[CR]Return to the Cirque

(Example: Framebuilders:Richard Moon)

Date: Thu, 12 Jun 2008 12:45:40 -0500
To: classicrendezvous@bikelist.org
From: "Larry Osborn" <losborn2@wvu.edu>
Subject: [CR]Return to the Cirque

Greetings campers and barnyard animals

As WC Fields said to the armed robber while being forced to drive the getaway car in The Bank Dick- "Ah yes, that's a catalpa tree. We have many beautiful catalpa trees here in Lompoc." And when the catalpa tree outside the credit union is in full bloom, I know it's time to just cash my pathetic pay check, smile quietly while deflecting a few comments about deviant spending habits from my favorite abusive cashier, grab the loot and make my own getaway as she hits the silent alarm that warns my spousal unit. Just keeping my own migratory habits in tune with nature's patterns.

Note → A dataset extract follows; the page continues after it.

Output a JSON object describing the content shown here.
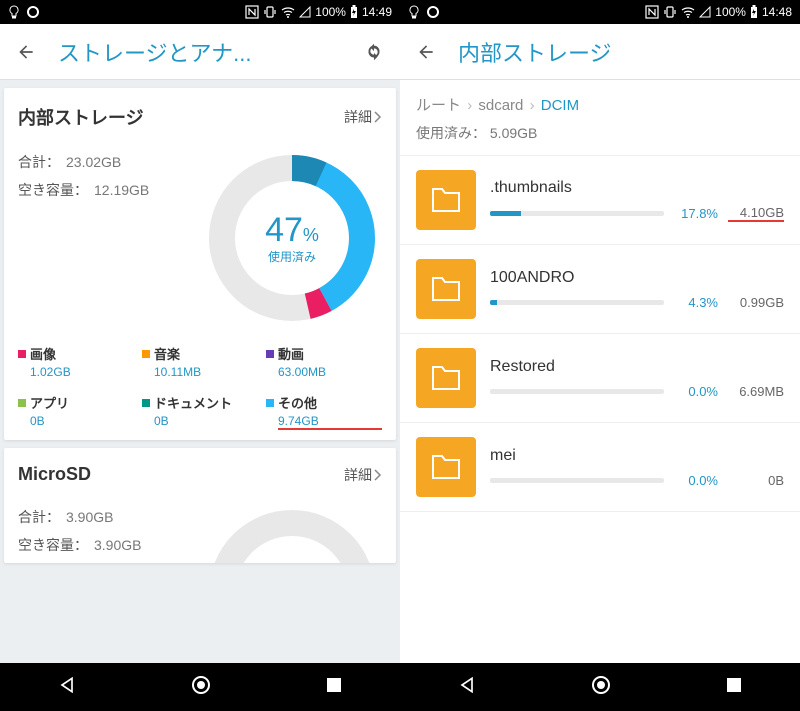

Cirque project sat patient and neglected in the living room since arrival and preliminary assembly in October, awaiting the purchase of a couple components that would be more politically correct. But alas, I was outbid on everything I attempted to buy for it. Boo-hoo. Close enough. Game over. Finally just attacked the accumulated dust layer and other minor irritants, declared victory, and off to the Cirque we went.

A rare daytime passage through western Maryland. I forget how beautiful that part of the trip can be, when it's free of drifting snow and sudden deer impacts with my surrounding sheet metal. Nice to have the event closer to home, but still felt like I needed to drive at least another 4-5 hours to get the full Cirque travel experience I had grown accustomed to. A bit confusing. The pull southward is still strong.

First reaction upon arrival at the new venue was "WHAT?! No gargoyles?! What kind of place is this?!" Reflexively tossed a sacrificial crappy component up onto the hotel roof anyway as a symbolic offering. Force of habit after all those years of feeding the gargoyles at the Battleground. Traditions must be maintained. An uncharacteristic leap of faith that somehow they'll know, and be appeased for a while. But that was the only disappointment, and easily dealt with. Things will just be a little different from now on kids. Some new patterns to adapt to, not a question of better or worse, just different. (How many years from now will we stop accidentally calling the hotel "The Battleground"?). And "the hotel" had graciously promised to take custody of my frozen food glop so there was no need to waste a huge chunk of money at the dry ice store to buy a little time, or go hungry after the dry ice vaporizes by the end of day two of five. Survived the potential terrors of the breakfast bar for a few days too. Things are looking up. I was a happy guy.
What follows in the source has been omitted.